Is it a star or a planet? What NASA's James Webb Space Telescope found as it looked into 29 Cygni b
How do we differentiate between stars and massive planets? The answer to this may lie in the way these bodies come into existence. That is why NASA's James Webb Space Telescope looked into 29 Cygni b. Weighing as much as 15 Jupiters and orbiting its host star at an average distance of 1.5 billion miles, it essentially occupies a borderline position between a star and a massive planet.
🆕 Webb is investigating the dividing line between planets and stars 🪐⭐
— ESA Webb Telescope (@ESA_Webb) April 14, 2026
What is the dividing line between stars and massive planets? Scientists think it may be how they formed: a bottom-up approach (clumping together) or a top-down approach (fragmenting into smaller bits) 1/3 pic.twitter.com/DkryVyIuA0
Planets, by definition, come from accretion. This is the slow "bottom-up" method whereby dust and ice get together in protoplanetary disks. With the passage of time, these conglomerates mature into bodies of planetary dimensions. Stars, in contrast, come into existence by the process of gravitational collapse, where huge clouds of gas break down and each piece collapses under its own gravity. 29 Cygni b lies right on this dividing line. While it is massive enough to potentially form like a star, Webb’s observations reveal otherwise. By analyzing the planet’s atmosphere using Webb’s Near-Infrared Camera (NIRCam), a team led by William Balmer of the Johns Hopkins University and the Space Telescope Science Institute detected high levels of carbon dioxide and carbon monoxide—key indicators of heavier chemical elements collectively called metals.

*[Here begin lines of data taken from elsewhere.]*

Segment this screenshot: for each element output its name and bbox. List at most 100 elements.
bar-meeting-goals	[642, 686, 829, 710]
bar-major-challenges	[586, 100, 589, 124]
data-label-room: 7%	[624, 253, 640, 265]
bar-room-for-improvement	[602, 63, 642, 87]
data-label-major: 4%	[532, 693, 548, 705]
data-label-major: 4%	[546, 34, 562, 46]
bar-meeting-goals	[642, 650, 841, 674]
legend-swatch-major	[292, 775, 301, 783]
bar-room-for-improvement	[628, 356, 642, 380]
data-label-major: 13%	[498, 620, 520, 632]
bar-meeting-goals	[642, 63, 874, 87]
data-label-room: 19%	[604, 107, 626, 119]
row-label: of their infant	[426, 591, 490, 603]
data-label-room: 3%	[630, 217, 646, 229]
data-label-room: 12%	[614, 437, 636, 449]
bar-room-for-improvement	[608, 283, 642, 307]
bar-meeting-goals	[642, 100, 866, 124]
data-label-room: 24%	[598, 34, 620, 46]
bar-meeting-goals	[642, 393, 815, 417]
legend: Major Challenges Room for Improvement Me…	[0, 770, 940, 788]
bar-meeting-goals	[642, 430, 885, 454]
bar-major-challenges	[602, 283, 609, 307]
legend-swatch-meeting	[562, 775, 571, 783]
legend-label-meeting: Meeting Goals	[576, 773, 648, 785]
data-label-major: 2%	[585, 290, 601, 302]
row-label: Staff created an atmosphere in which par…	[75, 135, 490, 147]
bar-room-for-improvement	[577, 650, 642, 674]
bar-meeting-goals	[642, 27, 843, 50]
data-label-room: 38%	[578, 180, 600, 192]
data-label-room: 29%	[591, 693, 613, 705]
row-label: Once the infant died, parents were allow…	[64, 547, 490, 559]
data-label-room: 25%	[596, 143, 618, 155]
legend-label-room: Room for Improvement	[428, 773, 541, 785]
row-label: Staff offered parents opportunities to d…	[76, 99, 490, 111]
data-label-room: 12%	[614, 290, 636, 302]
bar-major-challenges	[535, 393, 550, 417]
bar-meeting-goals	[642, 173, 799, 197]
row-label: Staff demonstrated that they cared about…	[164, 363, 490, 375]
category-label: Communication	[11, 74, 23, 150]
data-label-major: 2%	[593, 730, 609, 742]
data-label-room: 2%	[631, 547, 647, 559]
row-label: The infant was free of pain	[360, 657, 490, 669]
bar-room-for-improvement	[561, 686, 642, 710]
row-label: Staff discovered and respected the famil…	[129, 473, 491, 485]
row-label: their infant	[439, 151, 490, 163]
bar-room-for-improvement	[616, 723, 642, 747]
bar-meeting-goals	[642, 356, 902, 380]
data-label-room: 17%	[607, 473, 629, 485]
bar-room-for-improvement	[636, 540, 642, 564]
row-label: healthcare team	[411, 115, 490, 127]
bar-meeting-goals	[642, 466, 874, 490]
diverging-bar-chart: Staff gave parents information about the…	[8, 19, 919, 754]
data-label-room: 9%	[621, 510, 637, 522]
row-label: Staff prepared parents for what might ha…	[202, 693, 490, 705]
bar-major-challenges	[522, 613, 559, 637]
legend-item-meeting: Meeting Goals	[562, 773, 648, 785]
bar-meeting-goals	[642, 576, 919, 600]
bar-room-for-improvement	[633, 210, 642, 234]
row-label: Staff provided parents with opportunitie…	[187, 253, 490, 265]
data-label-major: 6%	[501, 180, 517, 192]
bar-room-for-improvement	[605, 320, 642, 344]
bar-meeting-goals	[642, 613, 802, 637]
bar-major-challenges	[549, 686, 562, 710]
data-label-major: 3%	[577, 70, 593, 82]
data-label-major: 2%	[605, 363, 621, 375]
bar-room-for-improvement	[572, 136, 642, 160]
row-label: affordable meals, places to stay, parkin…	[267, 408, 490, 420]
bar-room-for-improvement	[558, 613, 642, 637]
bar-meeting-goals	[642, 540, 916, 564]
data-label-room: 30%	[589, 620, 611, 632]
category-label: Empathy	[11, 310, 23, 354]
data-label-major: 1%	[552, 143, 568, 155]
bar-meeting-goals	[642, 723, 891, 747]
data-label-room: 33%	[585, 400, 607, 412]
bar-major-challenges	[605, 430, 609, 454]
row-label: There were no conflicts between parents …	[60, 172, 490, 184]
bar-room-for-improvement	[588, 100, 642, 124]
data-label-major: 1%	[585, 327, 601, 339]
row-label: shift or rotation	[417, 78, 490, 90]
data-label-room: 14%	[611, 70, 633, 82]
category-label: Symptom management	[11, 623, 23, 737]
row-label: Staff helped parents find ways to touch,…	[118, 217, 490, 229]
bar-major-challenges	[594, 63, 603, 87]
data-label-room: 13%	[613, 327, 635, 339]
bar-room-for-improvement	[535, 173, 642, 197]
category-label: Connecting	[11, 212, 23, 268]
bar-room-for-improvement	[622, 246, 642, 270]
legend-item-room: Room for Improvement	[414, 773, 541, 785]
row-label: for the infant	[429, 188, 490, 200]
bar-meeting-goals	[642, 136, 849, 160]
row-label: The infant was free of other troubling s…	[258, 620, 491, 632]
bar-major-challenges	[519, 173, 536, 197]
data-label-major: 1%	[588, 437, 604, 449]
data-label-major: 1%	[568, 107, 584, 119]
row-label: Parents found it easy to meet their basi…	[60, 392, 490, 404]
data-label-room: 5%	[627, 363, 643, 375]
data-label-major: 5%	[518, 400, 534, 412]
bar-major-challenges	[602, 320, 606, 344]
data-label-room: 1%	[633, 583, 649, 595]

The research, published in The Astrophysical Journal Letters, revealed that 29 Cygni b has about 150 Earths worth of heavy elements. Going deeper, the ground-based telescope CHARA confirmed that the planet's orbit is aligned with the spin of the star. “We showed that the inclination of the planet is well-aligned with the spin axis of the star, which is similar to what we see for the planets of our solar system,” said Ash Messier, co-author and a graduate student at Johns Hopkins University, in a statement. “Put together, this evidence strongly suggests that 29 Cygni b formed within a protoplanetary disk through rapid accretion of metal-rich material, rather than through gas fragmentation. In other words, it formed like a planet and not like a star,” added Balmer.
29 Cygni b was the first of four targets in Balmer's observation program. All of the targets weigh between 1 and 15 times as much as Jupiter and are located within 9 billion miles of their host stars. To understand the formation of each of these targets better, Balmer and his team plan on comparing how the composition varies between the lower-mass and higher-mass objects.